Income Company subsequently determines that it had additional assessable income in an income year between the loss year and deduction year (the intervening income year). The public officers of Income Company and Loss Company propose to enter into a subsequent loss transfer agreement that transfers the loss previously transferred in the deduction year in the intervening income year.
Reasons for Decision
Subdivision 170-A provides the legislative basis to permit the transfer of tax losses between members of the same wholly-owned group of companies where certain conditions are satisfied.

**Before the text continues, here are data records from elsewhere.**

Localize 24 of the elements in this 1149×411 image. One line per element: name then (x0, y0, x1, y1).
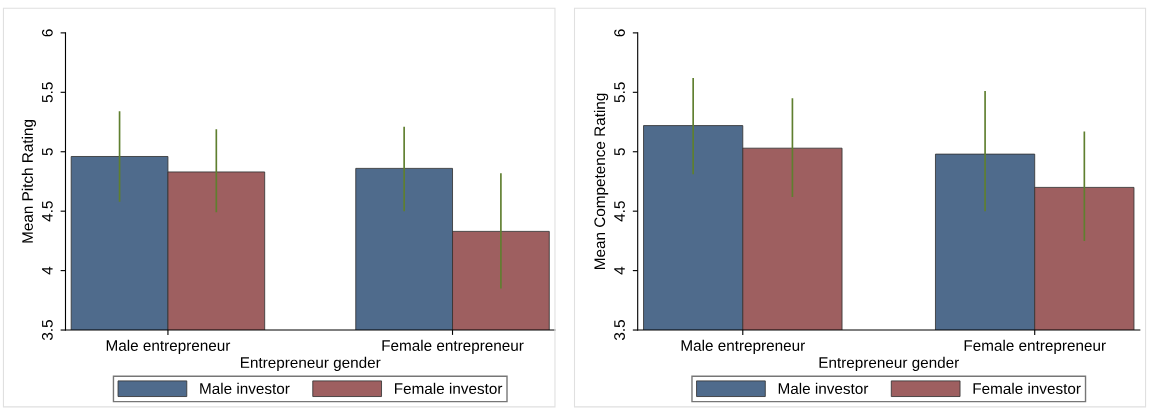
y-tick-label: 5.5 (614, 82, 625, 103)
x-tick-label: Male entrepreneur (681, 339, 805, 354)
y-tick-label: 5 (42, 148, 53, 156)
y-tick-label: 3.5 (614, 320, 625, 341)
y-tick-label: 3.5 (41, 320, 53, 341)
legend-label: Male investor (778, 382, 869, 395)
legend-label: Female investor (973, 382, 1081, 395)
x-tick-label: Female entrepreneur (382, 339, 524, 354)
y-tick-label: 6 (41, 29, 53, 37)
y-tick-label: 4 (614, 266, 625, 275)
legend-label: Female investor (395, 382, 503, 395)
y-tick-label: 6 (614, 29, 625, 37)
x-tick-label: Female entrepreneur (964, 339, 1106, 354)
y-axis-title: Mean Competence Rating (593, 93, 609, 269)
y-axis-title: Mean Pitch Rating (21, 120, 36, 243)
y-tick-label: 5.5 (42, 82, 53, 103)
y-tick-label: 4.5 (614, 201, 625, 222)
x-axis-title: Entrepreneur gender (240, 356, 381, 372)
legend-label: Male investor (200, 382, 290, 395)
x-axis-title: Entrepreneur gender (819, 356, 959, 372)
x-tick-label: Male entrepreneur (106, 339, 231, 354)
y-tick-label: 5 (614, 148, 625, 156)
y-tick-label: 4 (42, 266, 53, 275)
y-tick-label: 4.5 (42, 201, 53, 222)
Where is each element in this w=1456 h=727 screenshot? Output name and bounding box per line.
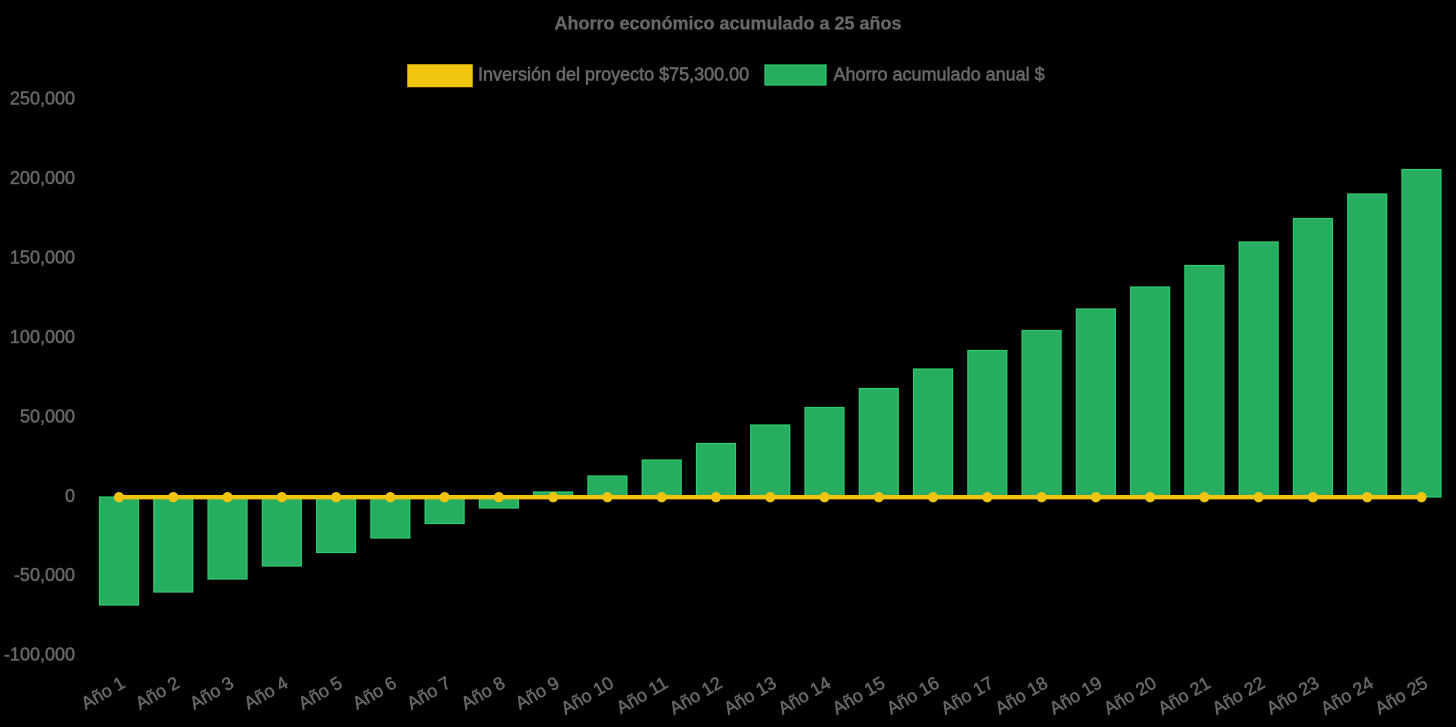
- svg-text:Ahorro acumulado anual $: Ahorro acumulado anual $: [834, 65, 1045, 85]
- svg-text:Ahorro económico acumulado a 2: Ahorro económico acumulado a 25 años: [554, 14, 901, 34]
- svg-text:200,000: 200,000: [10, 168, 75, 188]
- svg-text:Inversión del proyecto $75,300: Inversión del proyecto $75,300.00: [478, 65, 749, 85]
- svg-text:0: 0: [65, 486, 75, 506]
- svg-text:-50,000: -50,000: [14, 565, 75, 585]
- svg-text:150,000: 150,000: [10, 247, 75, 267]
- svg-text:-100,000: -100,000: [4, 645, 75, 665]
- svg-text:100,000: 100,000: [10, 327, 75, 347]
- svg-text:50,000: 50,000: [20, 406, 75, 426]
- svg-text:250,000: 250,000: [10, 89, 75, 109]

Specific consequences of a valid transfer of an amount of a tax loss are: (i) with respect to the income company, subsection 170-15(1) of the ITAA 1997 provides that if: ...an amount of a tax loss is transferred, the amount is taken to be a tax loss incurred by the income company in the loss year. (ii) with respect to the loss company, subsection 170-20(2) of the ITAA 1997 provides that: The loss company can no longer deduct the transferred amount and is taken not to have incurred the tax loss to the extent of that amount.
Taxation Ruling TR 98/12 at paragraph 11 states that: ... subsections 80G(6) and (12) (section 170-15 and subsection 170-20(2)) operate to deem an agreed amount of loss to have been incurred by the income company and not to have been incurred by the loss company at the time a valid transfer document is executed. This means that the relevant amount of loss is no longer available to be dealt with by the loss company.
Accordingly, any subsequent loss transfer agreement made by the loss company to transfer an amount of tax loss that has been validly transferred is ineffective, as that tax loss is no longer available to the loss company for it to transfer.